Results released today from the Prostate, Lung, Colorectal and Ovarian (PLCO) Cancer Screening Trial show that six years of aggressive, annual screening for prostate cancer led to more diagnoses of prostate tumors but not to fewer deaths from the disease. The study, led by researchers at Washington University School of Medicine in St. Louis and conducted at 10 sites, will appear online March 18 in the New England Journal of Medicine (and in the journal's print edition on March 26).

"The important message is that for men with a life expectancy of seven to 10 years or less, it is probably not necessary to be screened for prostate cancer," says the study's lead author and principal investigator Gerald Andriole, M.D., chief urologic surgeon at the Siteman Cancer Center at Washington University School of Medicine and Barnes-Jewish Hospital.

Prostate cancer is a slow killer for most men. So this result isn't entirely surprising. Someone getting a diagnosis of prostate cancer when they have 5 years till their heart gives out is probably going to die from heart failure, not prostate cancer. The researchers of this study think that their younger enrollees might eventually show that early detection will help them live longer.

A European study with a longer running history finds that early detection of prostate cancer does extend life expectancy.

Screening for prostate cancer can reduce deaths by 20%, according to the results of the European Randomized Study of Screening for Prostate Cancer (ERSPC) published online 1700 hours CET, today 18 March (NEJM, Online First*).
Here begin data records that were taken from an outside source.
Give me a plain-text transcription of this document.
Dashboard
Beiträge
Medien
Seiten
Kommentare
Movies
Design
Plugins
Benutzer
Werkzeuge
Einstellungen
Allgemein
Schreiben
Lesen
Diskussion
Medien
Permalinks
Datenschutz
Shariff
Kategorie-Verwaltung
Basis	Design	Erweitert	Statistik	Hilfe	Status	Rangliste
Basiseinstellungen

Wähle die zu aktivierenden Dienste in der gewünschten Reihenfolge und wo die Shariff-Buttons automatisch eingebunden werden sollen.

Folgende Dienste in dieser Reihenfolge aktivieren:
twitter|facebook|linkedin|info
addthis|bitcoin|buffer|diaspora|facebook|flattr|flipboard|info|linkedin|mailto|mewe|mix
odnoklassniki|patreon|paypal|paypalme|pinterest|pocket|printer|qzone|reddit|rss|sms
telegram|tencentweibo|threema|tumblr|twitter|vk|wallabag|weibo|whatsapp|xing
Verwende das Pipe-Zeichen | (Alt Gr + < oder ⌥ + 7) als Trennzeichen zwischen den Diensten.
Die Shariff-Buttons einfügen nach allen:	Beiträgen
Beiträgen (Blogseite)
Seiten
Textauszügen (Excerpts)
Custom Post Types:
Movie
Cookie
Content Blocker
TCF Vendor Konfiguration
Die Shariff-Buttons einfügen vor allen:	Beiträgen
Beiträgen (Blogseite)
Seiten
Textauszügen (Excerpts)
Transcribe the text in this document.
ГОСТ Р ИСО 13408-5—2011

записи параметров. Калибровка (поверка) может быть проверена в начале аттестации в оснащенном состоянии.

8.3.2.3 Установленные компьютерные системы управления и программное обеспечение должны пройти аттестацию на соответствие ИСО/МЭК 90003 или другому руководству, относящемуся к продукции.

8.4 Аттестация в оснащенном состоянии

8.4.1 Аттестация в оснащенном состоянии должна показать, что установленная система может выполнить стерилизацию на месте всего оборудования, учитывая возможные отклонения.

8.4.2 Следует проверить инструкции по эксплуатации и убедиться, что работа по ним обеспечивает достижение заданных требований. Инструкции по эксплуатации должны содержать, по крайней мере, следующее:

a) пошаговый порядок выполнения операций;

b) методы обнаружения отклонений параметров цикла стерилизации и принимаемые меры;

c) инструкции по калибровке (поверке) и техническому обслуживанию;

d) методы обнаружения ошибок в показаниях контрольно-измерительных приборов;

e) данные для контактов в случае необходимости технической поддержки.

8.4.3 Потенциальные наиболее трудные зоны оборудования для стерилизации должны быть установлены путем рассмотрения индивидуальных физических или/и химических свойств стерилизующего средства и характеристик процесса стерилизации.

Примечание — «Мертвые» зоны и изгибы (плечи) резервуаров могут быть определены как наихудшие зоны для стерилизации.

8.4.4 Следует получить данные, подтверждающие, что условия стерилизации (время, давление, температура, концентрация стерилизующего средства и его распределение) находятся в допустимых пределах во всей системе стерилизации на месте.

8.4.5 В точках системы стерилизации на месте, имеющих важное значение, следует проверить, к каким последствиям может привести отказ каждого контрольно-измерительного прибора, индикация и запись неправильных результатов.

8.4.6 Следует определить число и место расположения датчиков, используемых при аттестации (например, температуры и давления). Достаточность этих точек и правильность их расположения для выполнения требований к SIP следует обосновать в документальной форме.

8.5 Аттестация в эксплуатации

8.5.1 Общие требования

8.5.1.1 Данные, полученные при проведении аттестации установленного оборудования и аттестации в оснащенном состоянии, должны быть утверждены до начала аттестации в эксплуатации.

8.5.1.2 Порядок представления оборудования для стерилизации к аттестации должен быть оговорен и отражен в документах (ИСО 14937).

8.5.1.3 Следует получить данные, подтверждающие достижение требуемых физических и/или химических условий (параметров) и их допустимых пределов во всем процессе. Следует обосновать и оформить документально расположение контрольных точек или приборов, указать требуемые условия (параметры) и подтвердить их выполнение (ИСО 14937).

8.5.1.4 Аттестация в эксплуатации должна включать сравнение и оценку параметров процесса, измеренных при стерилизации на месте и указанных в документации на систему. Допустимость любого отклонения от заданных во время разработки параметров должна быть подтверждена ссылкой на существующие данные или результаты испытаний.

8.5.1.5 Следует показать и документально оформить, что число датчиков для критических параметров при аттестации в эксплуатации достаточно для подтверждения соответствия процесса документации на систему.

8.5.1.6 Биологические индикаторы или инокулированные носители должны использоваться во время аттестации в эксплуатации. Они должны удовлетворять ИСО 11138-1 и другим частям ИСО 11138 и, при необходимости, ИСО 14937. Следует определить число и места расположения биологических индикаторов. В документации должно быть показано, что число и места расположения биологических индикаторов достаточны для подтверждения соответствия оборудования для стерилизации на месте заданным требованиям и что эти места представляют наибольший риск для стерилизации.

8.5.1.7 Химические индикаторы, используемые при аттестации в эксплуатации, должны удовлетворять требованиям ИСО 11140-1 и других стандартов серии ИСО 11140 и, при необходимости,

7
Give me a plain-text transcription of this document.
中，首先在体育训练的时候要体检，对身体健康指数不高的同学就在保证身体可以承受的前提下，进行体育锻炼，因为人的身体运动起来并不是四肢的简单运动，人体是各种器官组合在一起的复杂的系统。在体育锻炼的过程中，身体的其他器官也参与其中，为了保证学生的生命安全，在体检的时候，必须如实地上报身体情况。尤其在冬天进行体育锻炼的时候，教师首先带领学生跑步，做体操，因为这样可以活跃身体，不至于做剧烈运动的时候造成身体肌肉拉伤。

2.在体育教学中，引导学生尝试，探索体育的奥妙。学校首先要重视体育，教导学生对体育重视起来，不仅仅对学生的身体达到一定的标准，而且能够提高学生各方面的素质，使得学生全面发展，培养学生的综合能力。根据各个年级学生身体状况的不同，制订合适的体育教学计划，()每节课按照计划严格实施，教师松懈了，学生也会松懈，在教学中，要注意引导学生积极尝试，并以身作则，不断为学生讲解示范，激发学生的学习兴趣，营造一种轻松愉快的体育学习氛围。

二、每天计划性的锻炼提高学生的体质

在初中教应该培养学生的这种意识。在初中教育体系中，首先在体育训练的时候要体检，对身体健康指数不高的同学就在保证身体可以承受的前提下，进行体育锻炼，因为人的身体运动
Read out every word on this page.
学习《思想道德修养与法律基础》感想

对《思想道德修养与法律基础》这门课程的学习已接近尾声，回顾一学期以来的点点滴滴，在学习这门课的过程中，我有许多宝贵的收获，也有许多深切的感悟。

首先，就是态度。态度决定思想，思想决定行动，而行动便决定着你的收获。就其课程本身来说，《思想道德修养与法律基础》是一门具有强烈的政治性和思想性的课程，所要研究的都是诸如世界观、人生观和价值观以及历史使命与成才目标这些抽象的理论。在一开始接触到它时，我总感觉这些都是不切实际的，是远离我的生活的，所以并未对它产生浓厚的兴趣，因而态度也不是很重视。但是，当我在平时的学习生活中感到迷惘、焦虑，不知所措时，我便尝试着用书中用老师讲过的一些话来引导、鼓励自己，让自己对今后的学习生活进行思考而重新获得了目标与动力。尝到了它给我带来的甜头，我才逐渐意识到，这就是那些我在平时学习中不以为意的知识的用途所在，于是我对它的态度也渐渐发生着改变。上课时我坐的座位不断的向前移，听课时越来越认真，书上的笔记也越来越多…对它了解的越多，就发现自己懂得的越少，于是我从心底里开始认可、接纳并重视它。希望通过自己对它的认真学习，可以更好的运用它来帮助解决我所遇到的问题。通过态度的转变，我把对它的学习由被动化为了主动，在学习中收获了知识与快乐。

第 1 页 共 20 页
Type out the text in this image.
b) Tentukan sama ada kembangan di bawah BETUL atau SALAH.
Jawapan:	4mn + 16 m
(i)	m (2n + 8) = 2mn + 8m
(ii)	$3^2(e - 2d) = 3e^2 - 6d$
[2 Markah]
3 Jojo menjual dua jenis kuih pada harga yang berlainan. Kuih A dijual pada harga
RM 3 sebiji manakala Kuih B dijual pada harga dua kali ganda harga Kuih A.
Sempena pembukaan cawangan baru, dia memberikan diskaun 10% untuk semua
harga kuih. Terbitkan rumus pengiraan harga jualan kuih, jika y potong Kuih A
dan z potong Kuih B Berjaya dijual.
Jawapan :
ERSPC is the world's largest prostate cancer screening study and provides robust, independently audited evidence, for the first time, of the effect of screening on prostate cancer mortality.

The study commenced in the early 1990s involving eight countries Belgium, Finland, France, Italy, Netherlands, Spain, Sweden and Switzerland - with an overall follow-up of up to 12 years. Participants totalled 182,000 but then narrowed down to 162,000 men in seven countries, aged 55-69; only those who had not been screened could take part. The findings are being unveiled at the 24th Annual Congress of the European Association of Urology (EAU) in Stockholm, Sweden (17 - 21 March 2009).

By initially screening men 55 to 69 years with the PSA marker and offering regular follow up, this led to an increase in early detection. Deaths due to metastasized disease were then reduced. Exact data showed that on average for every 1,408 men screened, 48 had cancer diagnosed and received treatment, resulting in saving one life. Screening took place on average every four years with a mean follow-up over nine years. The cut-off value was a PSA level of 3.0 ng/ml or more. Men with this reading were then offered a biopsy.

What would extend life expectancy much more assuredly: cures for cancer. In the mean time while we wait for cures eat more mushrooms.

Share |      Randall Parker, 2009 March 19 11:32 PM  Aging Cancer Studies

Jake said at March 20, 2009 4:52 AM:

The non testing idea is great in theory, but prostate cancer is one of the most painful way to die there is. I will always get the test. Prostate cancer is a Vitamin D deficiency disease. Get your Vitamin D level to 70 and you won't have to worry.

Ned said at March 20, 2009 6:24 AM:

No real surpirses here. It's said that prostate cancer takes 10-20 years to kill you, so screening for the disease in mea with a life expectency less than that doesn't make sense. The European study used a PSA level 0f 3.0 ng/ml for intervention, while most Americans use 4.0 ng/ml. The lower cutoff will find a few more cancers but also cause many more benign biopsies. Still, in 2008, an estimated 28,660 American men died of prostate cancer, second only to lung cancer. So, for now, digital rectal examination and PSA levels in men over 50 (or over 40 if there is a family history) with a life expectency of at least ten years are all we have to battle this disease through early detection.